Hihi, ja brałam pod kątem psa sportowego, chciałam innego - dostałam innego ;)

Posted

[quote name='Unbelievable']

a no pewnie dlatego że nie słyszałaś nigdy jak mówiłam, że bordery są durne, brzydkie, nudne i w ogóle fu :diabloti: a już czarno-białe to szczyt pospolitości :diabloti:[/QUOTE]


Nie, właśnie dlatego nie dziwi mnie Twój wybór :lol:. Miałaś po prostu taki czas wyparcia :eviltong:.

Posted

[quote name='Unbelievable']
tak, to się wybarwi na czarno, dlugowłose psy mają to do siebie, że najpierw jest właśnie taki rudobrązowy puszek, później dopiero wraz z wymianą sierści zaczyna się robić czarny-czarny. Nie wiem czy zauważyłaś, ale podszerstek nawet u kruczoczarnych psów zawsze jest brązowy lub szary, to okrywówka ma taką ładną głęboką czerń :)
[/QUOTE]

Ej, Zu ma czarny podszerstek :) Ale jak się jej włosy "starzeją" np. na tych fafroclach za uszami to rudzieją ;)

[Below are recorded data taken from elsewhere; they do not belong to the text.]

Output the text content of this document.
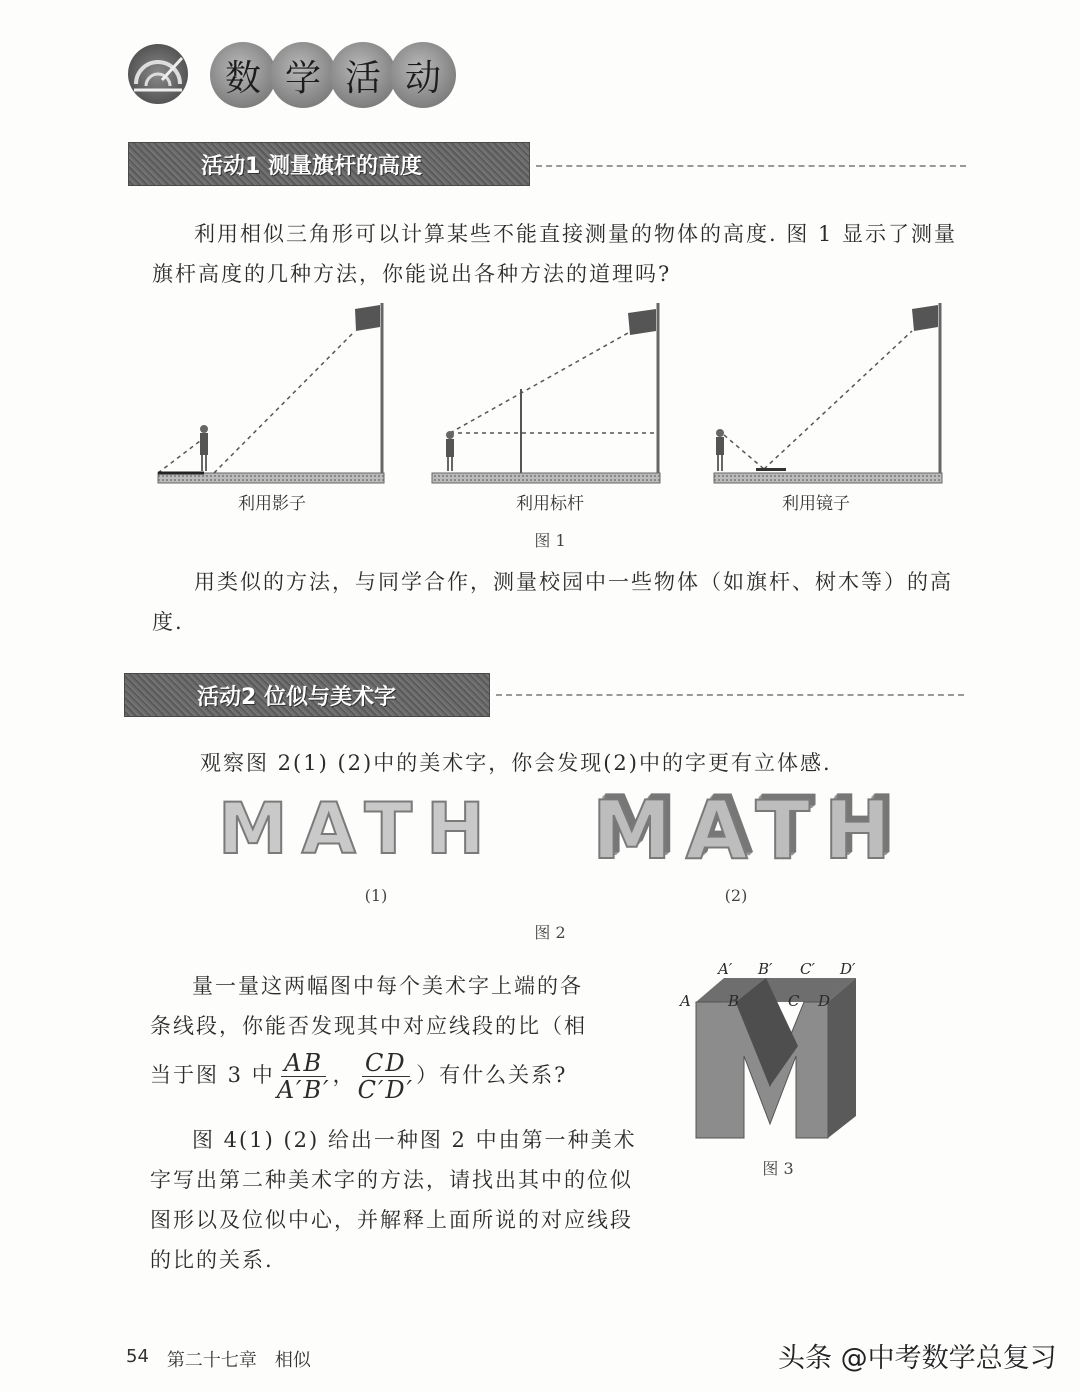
数 学 活 动
活动1 测量旗杆的高度
利用相似三角形可以计算某些不能直接测量的物体的高度. 图 1 显示了测量旗杆高度的几种方法，你能说出各种方法的道理吗?
利用影子	利用标杆	利用镜子
图 1
用类似的方法，与同学合作，测量校园中一些物体（如旗杆、树木等）的高度.
活动2 位似与美术字
观察图 2(1) (2)中的美术字，你会发现(2)中的字更有立体感.
MATH MATH
(1)	(2)
图 2
量一量这两幅图中每个美术字上端的各
条线段，你能否发现其中对应线段的比（相
当于图 3 中 $\frac{AB}{A'B'}$ ， $\frac{CD}{C'D'}$ ）有什么关系?
图 4(1) (2) 给出一种图 2 中由第一种美术字写出第二种美术字的方法，请找出其中的位似图形以及位似中心，并解释上面所说的对应线段的比的关系.
A′ B′ C′ D′
A B	C D
图 3
54 第二十七章 相似	头条 @中考数学总复习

Ja poważnie myślę o OHu, ale znajoma mnie kusi planowanym małym łysym ISDSem :roll: Po rodzicach takich, że ich bombardowanie by nie ruszyło, co dopiero jakieś tam krzyki czy coś (np. Zu przy moim ojcu choleryku nie jest w stanie normalnie funkcjonować a mnie się coś robi, bo w życiu takiego miękkiego psa nie miałam).

Co do ADHD - ja bym nie mogła mieć niestabilnego kretyna, nakręconego 24h/dobę, bo ktoś z nas by zginął :diabloti: Z Zu przeżywałam na początku fazę pt. zajmuj-się-mną-24h-na dobę, więc dziękuję ;) Teraz mamy wypracowany tryb demo (ale słodziutki, grzeczny piesek!) i tryb pracy (ten Twój pies jest jakiś popieprzony! :evil_lol:) i jest OK :) Dopóki coś jej nie zalezie za skórę, wtedy działa osobny tryb, w którym trzeba jej szybko i ostro pokazać, że np. nie zjadamy pieska :mad: Musiałam się też dopasować do jej stylu pracy, który był BARDZO chaotyczny i emocjonalny na początku. Ciągle jest "coś" do zrobienia, ja uważam, że nigdy nie można powiedzieć o jakimś psie, że jest ułożony na 200% normy, że ma 100% przywołanie i takie tam :) Psy są żywymi zwierzakami, a nie robotami zaprogramowanymi tak i tak :)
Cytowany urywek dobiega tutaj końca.